As a toddler, Mario Polèse, who was born in the Netherlands, was on the run and in hiding with his mother, even though his father was not Jewish.
“The war has never left me,” he said. “I am afraid of happiness, knowing it is a temporary condition because evil still exists.”
The others were Muguette Myers from France, Ernest Ehrmann from Czechoslovakia, who went through four camps, and Leo Kliot, who survived the Vilna ghetto.
“We survived, not because we were smart or heroic, but because we’re lucky,” said Ehrmann, 90.
Quebec Premier Phillipe Couillard, who was the guest speaker, revealed that his uncle was a resistance fighter who was captured and shot to death by the SS. As a result of his family’s resistance, one of his other family members was interned and died in Ravensbruck, and another was deported to Dachau, but survived.
Couillard was accompanied by MNA David Birnbaum, who wore a kippah in the National Assembly, to observe Yom ha-Shoah.
I am afraid of happiness, knowing it is a temporary condition because evil still exists.
– Mario Polèse
“Today, I respectfully wear the kippah knowing that, under the hateful regime of Nazi Germany, I would have signed my death warrant by doing so publicly,” he said.
“I wear it in order to remind myself, and all of us, that in Quebec today, it is possible for me to do so, without an ounce of fear, without any hindrance, to my full and active participation as (a) Quebec citizen.”
The commemoration, held under the auspices of the Montreal Holocaust Museum, was co-chaired by Doris Steg and Ruth Najman, the daughters of survivors.
Israeli Consul General David Levy, speaking at his first Yom ha-Shoah commemoration in Montreal, talked about how his mother, who was born just before the war in Paris, and her mother, were saved by non-Jews.

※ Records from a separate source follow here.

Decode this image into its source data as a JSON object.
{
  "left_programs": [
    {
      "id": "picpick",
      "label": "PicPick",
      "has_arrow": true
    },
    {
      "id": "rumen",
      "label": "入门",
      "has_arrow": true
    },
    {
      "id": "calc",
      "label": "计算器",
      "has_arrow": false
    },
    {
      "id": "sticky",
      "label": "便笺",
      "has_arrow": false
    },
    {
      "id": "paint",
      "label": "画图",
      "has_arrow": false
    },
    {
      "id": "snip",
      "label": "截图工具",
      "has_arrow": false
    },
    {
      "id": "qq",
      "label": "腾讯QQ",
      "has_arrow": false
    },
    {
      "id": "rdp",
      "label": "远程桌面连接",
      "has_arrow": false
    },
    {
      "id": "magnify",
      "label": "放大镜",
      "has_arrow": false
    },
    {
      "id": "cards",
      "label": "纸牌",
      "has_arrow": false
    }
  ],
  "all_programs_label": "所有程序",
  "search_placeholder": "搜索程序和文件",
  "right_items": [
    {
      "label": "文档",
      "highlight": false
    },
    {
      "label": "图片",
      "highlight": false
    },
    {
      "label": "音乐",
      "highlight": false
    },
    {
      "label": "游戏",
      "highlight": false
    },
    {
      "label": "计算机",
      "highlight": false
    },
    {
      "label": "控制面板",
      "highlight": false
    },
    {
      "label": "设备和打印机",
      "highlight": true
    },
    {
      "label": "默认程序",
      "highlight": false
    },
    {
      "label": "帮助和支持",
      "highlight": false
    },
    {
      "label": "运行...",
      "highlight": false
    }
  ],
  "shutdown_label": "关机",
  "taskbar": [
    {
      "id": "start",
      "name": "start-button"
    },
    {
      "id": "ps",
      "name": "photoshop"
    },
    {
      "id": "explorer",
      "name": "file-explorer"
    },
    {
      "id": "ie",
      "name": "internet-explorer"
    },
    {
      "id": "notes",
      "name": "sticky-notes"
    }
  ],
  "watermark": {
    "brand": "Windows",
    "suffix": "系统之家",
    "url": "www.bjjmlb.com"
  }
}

Others in her immediate family were not so fortunate – they were among the 13,152 Jews who were rounded up by French authorities and deported to Auschwitz.
The next morning, a Yom ha-Shoah commemoration was held at Montreal city hall, in the Hall of Honour, a ceremony that was initiated two years ago by then-mayor Denis Coderre.
Mayor Valérie Plante was not present. Executive committee vice-chair Magda Popeanu, under whose auspices the event was held, told The CJN that the mayor had a prior engagement that could not be altered.
The highlight was a vivid testimony by Elie Dawang, who was born in Paris in 1934. Both his parents were sent to Auschwitz, where his mother perished, while he escaped deportation and endured in hiding.
Outremont Borough Councillor Mindy Pollak, 29, thinks about the Holocaust every day because, although her four grandparents survived, many of her other relatives did not and the loss is everlasting. Her maternal grandfather was the only one left of 13 siblings.
“Our family tree is amputated,” she said. “There are no heirlooms, no pictures, no documents and few stories.”
We should not presume that this cannot happen again.
– Lionel Perez
Opposition leader Lionel Perez said, “The Holocaust did not start with the Final Solution in 1941, or Kristallnacht in 1938, or even the Nuremberg laws. It started with hate speech in the 1920s, in the country with the most advanced civilization. We should not presume that this cannot happen again.”
Levy also spoke and Rabbi Avi Finegold and Cantor Adam Stotland gave the homily and led the commemorative prayer, respectively.
The Yiddish choir of Bialik High School sang and students from Herzliah High School, Ecole Maïmonide and Marymount Academy participated in the proceedings.
Six memorial candles were lit, the first by Pollak and Popeanu, who described the Holocaust as “the worst of what humanity can do.… Remembering what happened enables us to better understand the warning signs of genocide.”
Meanwhile, Coderre was in Poland on the March of the Living with thousands of Jewish youth from around the world, including 200 from Montreal, as they walked from Auschwitz to Birkenau.
“I feel humbled, deeply moved and livid in the face of such atrocities, but participation in the March of the Living fills me with hope and thirst to be an active witness so that it never happens again,” Coderre tweeted.
Rabbi Reuben Poupko, who is with him, stated: “To join Denis Coderre on this journey is to witness the deep sensitivity, warmth, and wisdom of a good friend and a great Montrealer.”